Resolutie 56/220 Algemene Vergadering Verenigde Naties

Uit Wikipedia, de vrije encyclopedie
Resolutie 56/220
Datum 21 december 2001
Nr. vergadering 56e sessie; 91e plenaire
Onderwerp Afghaanse Oorlog
Beslissing Oproep voor noodhulp en wederopbouw.
Op 7 oktober 2001 dropte de Amerikaanse luchtmacht noodrantsoenen voor 37.500 verdrevenen in Afghanistan.

Resolutie 56/220 van de Algemene Vergadering van de Verenigde Naties werd op 21 december 2001 zonder stemming aangenomen door de Algemene Vergadering, en vroeg landen te helpen met noodhulpverlening aan vluchtelingen in Afghanistan en de wederopbouw van dit land. In Afghanistan moest een nieuw interim-bestuur worden opgericht dat een nieuw staatsbestel op poten moest zetten.

De resolutie bestaat uit een deel A, getiteld de situatie in Afghanistan en de gevolgen daarvan voor de internationale vrede en veiligheid, en een deel B, getiteld internationale noodhulp voor vrede, normaliteit en wederopbouw van het door oorlog getroffen Afghanistan.

Achtergrond[bewerken | brontekst bewerken]

Zie Oorlog in Afghanistan (2001-2021) voor het hoofdartikel over dit onderwerp.

In 1979 werd Afghanistan bezet door de Sovjet-Unie, die vervolgens werd bestreden door Afghaanse krijgsheren. Toen de Sovjets zich in 1988 terugtrokken, raakten ze echter slaags met elkaar. In het begin van de jaren 1990 kwamen ook de Taliban op. In september 1996 namen die de hoofdstad Kabul in.

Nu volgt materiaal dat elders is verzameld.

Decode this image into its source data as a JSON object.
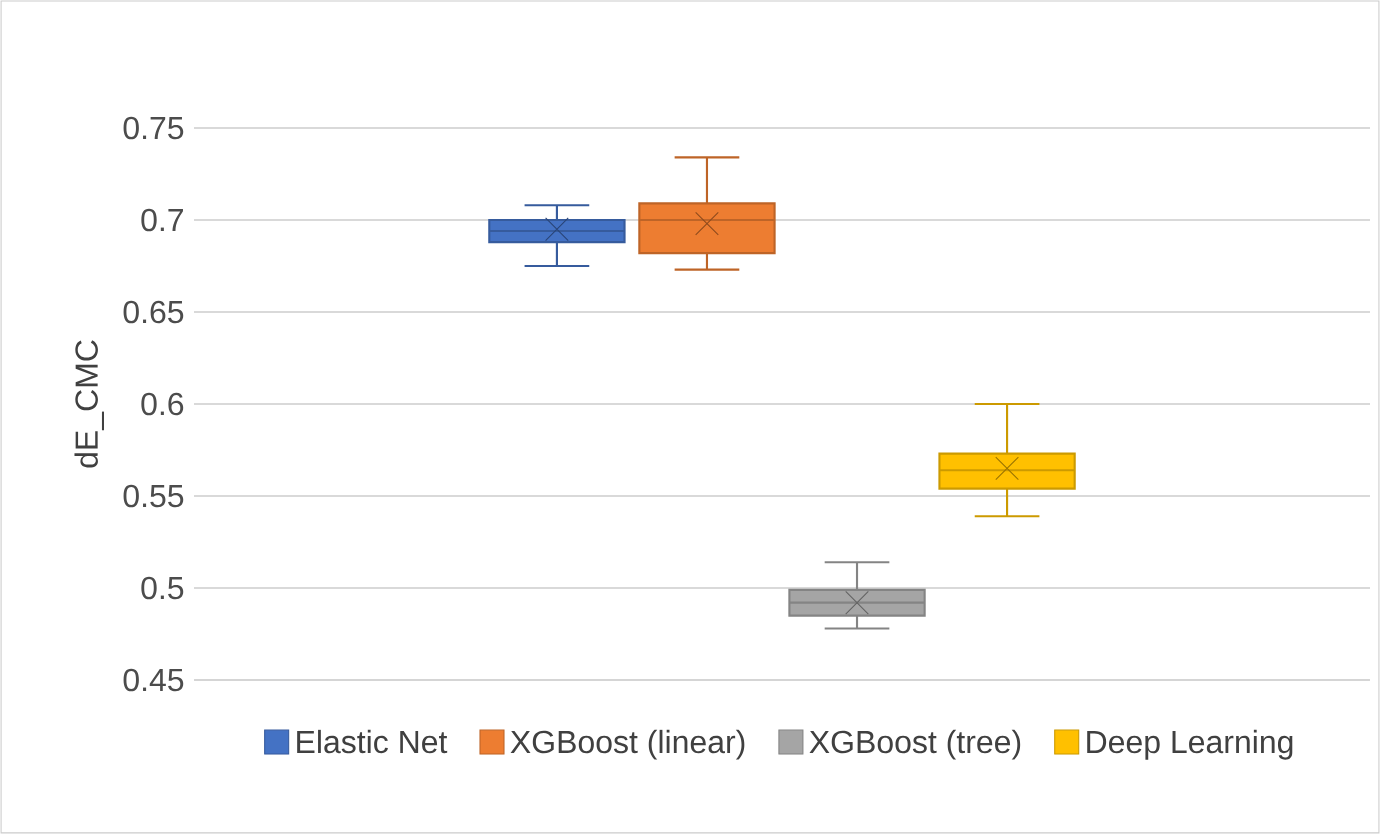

Tegen het einde van het decennium hadden ze het grootste deel van het land onder controle en riepen ze een streng islamitische staat uit.

In 2001 verklaarden de Verenigde Staten met bondgenoten hun de oorlog en moesten ze zich terugtrekken, waarna een interim-regering werd opgericht.

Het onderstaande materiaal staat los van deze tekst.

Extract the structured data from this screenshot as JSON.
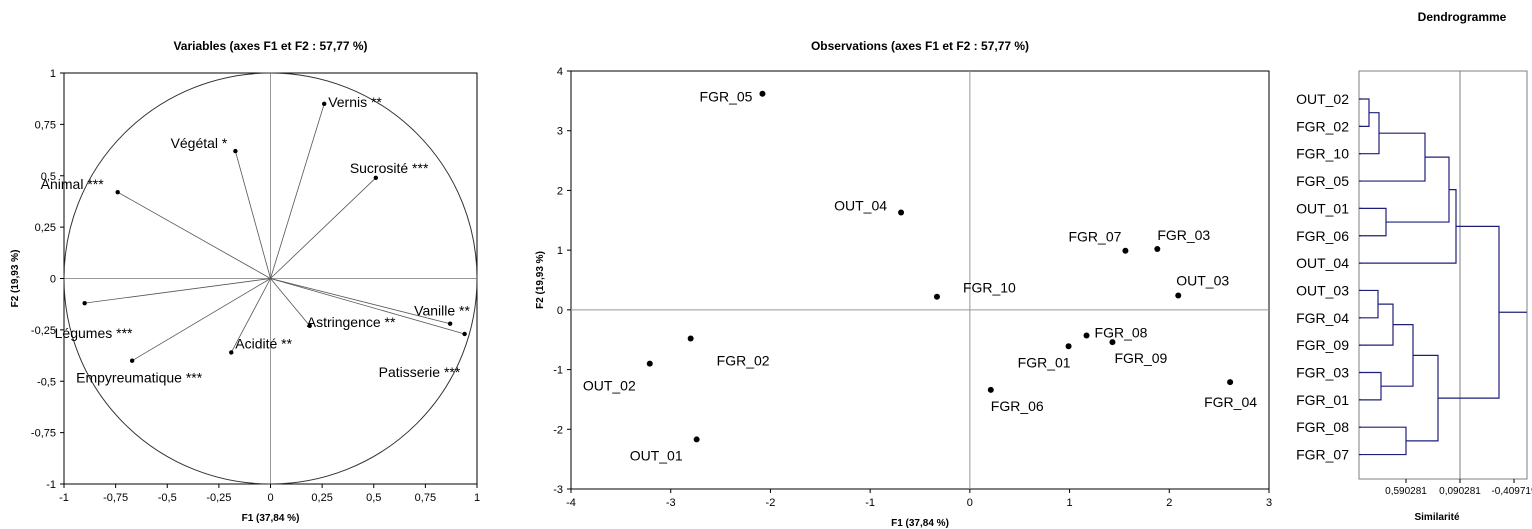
{
  "chart_data": [
    {
      "type": "scatter",
      "title": "Variables (axes F1 et F2 : 57,77 %)",
      "xlabel": "F1 (37,84 %)",
      "ylabel": "F2 (19,93 %)",
      "xlim": [
        -1,
        1
      ],
      "ylim": [
        -1,
        1
      ],
      "xticks": [
        "-1",
        "-0,75",
        "-0,5",
        "-0,25",
        "0",
        "0,25",
        "0,5",
        "0,75",
        "1"
      ],
      "yticks": [
        "-1",
        "-0,75",
        "-0,5",
        "-0,25",
        "0",
        "0,25",
        "0,5",
        "0,75",
        "1"
      ],
      "unit_circle": true,
      "points": [
        {
          "name": "Vernis **",
          "x": 0.26,
          "y": 0.85
        },
        {
          "name": "Végétal *",
          "x": -0.17,
          "y": 0.62
        },
        {
          "name": "Sucrosité ***",
          "x": 0.51,
          "y": 0.49
        },
        {
          "name": "Animal ***",
          "x": -0.74,
          "y": 0.42
        },
        {
          "name": "Légumes ***",
          "x": -0.9,
          "y": -0.12
        },
        {
          "name": "Vanille **",
          "x": 0.87,
          "y": -0.22
        },
        {
          "name": "Patisserie ***",
          "x": 0.94,
          "y": -0.27
        },
        {
          "name": "Astringence **",
          "x": 0.19,
          "y": -0.23
        },
        {
          "name": "Acidité **",
          "x": -0.19,
          "y": -0.36
        },
        {
          "name": "Empyreumatique ***",
          "x": -0.67,
          "y": -0.4
        }
      ]
    },
    {
      "type": "scatter",
      "title": "Observations (axes F1 et F2 : 57,77 %)",
      "xlabel": "F1 (37,84 %)",
      "ylabel": "F2 (19,93 %)",
      "xlim": [
        -4,
        3
      ],
      "ylim": [
        -3,
        4
      ],
      "xticks": [
        "-4",
        "-3",
        "-2",
        "-1",
        "0",
        "1",
        "2",
        "3"
      ],
      "yticks": [
        "-3",
        "-2",
        "-1",
        "0",
        "1",
        "2",
        "3",
        "4"
      ],
      "points": [
        {
          "name": "FGR_05",
          "x": -2.08,
          "y": 3.62
        },
        {
          "name": "OUT_04",
          "x": -0.69,
          "y": 1.63
        },
        {
          "name": "FGR_07",
          "x": 1.56,
          "y": 0.99
        },
        {
          "name": "FGR_03",
          "x": 1.88,
          "y": 1.02
        },
        {
          "name": "FGR_10",
          "x": -0.33,
          "y": 0.22
        },
        {
          "name": "OUT_03",
          "x": 2.09,
          "y": 0.24
        },
        {
          "name": "FGR_08",
          "x": 1.17,
          "y": -0.43
        },
        {
          "name": "FGR_01",
          "x": 0.99,
          "y": -0.61
        },
        {
          "name": "FGR_09",
          "x": 1.43,
          "y": -0.54
        },
        {
          "name": "FGR_02",
          "x": -2.8,
          "y": -0.48
        },
        {
          "name": "OUT_02",
          "x": -3.21,
          "y": -0.9
        },
        {
          "name": "FGR_06",
          "x": 0.21,
          "y": -1.34
        },
        {
          "name": "FGR_04",
          "x": 2.61,
          "y": -1.21
        },
        {
          "name": "OUT_01",
          "x": -2.74,
          "y": -2.17
        }
      ]
    },
    {
      "type": "dendrogram",
      "title": "Dendrogramme",
      "xlabel": "Similarité",
      "xticks": [
        "0,590281",
        "0,090281",
        "-0,409719"
      ],
      "leaves": [
        "OUT_02",
        "FGR_02",
        "FGR_10",
        "FGR_05",
        "OUT_01",
        "FGR_06",
        "OUT_04",
        "OUT_03",
        "FGR_04",
        "FGR_09",
        "FGR_03",
        "FGR_01",
        "FGR_08",
        "FGR_07"
      ],
      "colors": {
        "branch": "#1f1f7a",
        "frame": "#7f7f7f"
      }
    }
  ]
}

Inhoud[bewerken | brontekst bewerken]

Met het instorten van de Afghaanse economie, moesten in dit land niet enkel noodhulp, maar ook wederopbouwprogramma's voorzien worden. Ook moest er gewerkt worden aan het terugdringen van de opiumproductie. De humanitaire situatie bleef er vooralsnog zeer slecht. Groeperingen als de Taliban pleegden ernstige mensenrechtenschendingen. Vrouwen en kinderen werden daarbij niet ontzien. Na decennia van oorlog lag het land ook bezaaid met landmijnen en niet-ontplofte munitie. Daarnaast had het te kampen met de ergste droogte sinds mensenheugenis.

De internationale gemeenschap werd gevraagd Afghaanse vluchtelingen en interne verdrevenen te blijven beschermen en ondersteunen, en hen te helpen terugkeren zodra dit mogelijk werd. Sommige delen van Afghanistan waren moeilijk te bereiken of gevaarlijk. Op alle groeperingen werd aangedrongen het internationaal humanitair recht na te komen, en hulpverleners ongemoeid te laten.

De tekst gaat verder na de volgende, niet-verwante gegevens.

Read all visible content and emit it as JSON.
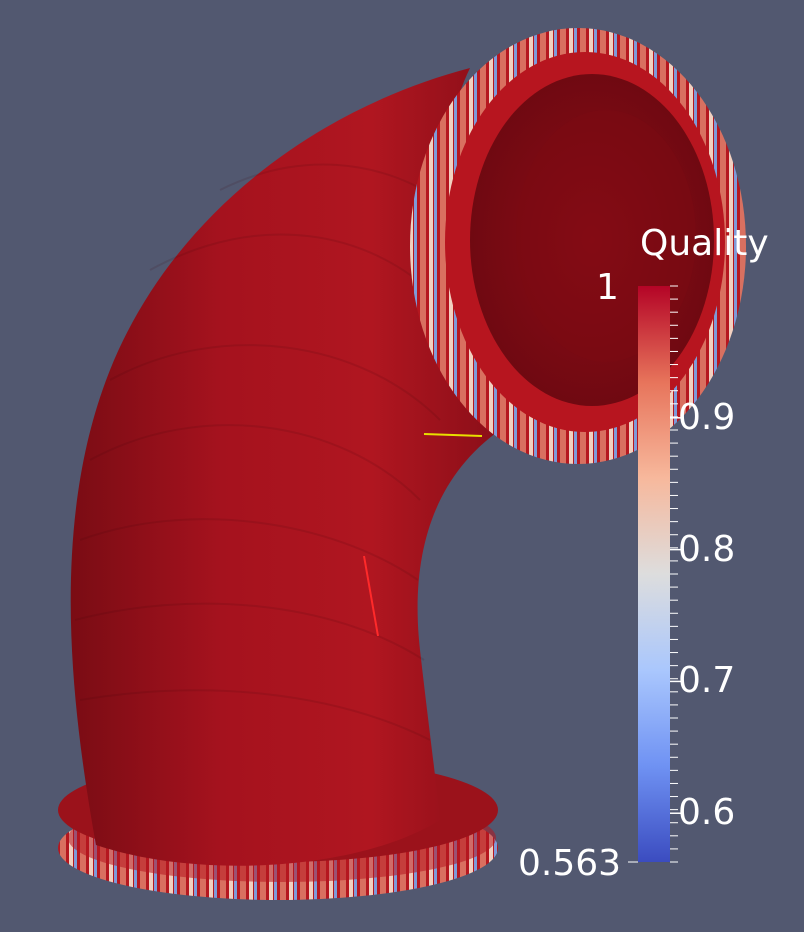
{
  "legend": {
    "title": "Quality",
    "max_label": "1",
    "min_label": "0.563",
    "min_value": 0.563,
    "max_value": 1,
    "major_ticks": [
      {
        "value": 0.9,
        "label": "0.9"
      },
      {
        "value": 0.8,
        "label": "0.8"
      },
      {
        "value": 0.7,
        "label": "0.7"
      },
      {
        "value": 0.6,
        "label": "0.6"
      }
    ],
    "colormap": [
      "#3b4cc0",
      "#6f92f3",
      "#aac7fd",
      "#dddddd",
      "#f7b89c",
      "#e7745b",
      "#b40426"
    ]
  },
  "scene": {
    "background_color": "#525870",
    "surface_color": "#a8101c",
    "object": "pipe-elbow-mesh"
  }
}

Alle groepen in Afghanistan werden opgeroepen samen met de VN te werken aan vrede en een politieke oplossing. Zoals in Bonn was overeengekomen, moest een interim-bestuur worden gevormd. Dat moest vervolgens de in Bonn genomen beslissingen inzake de staatsinrichting van Afghanistan in de praktijk brengen.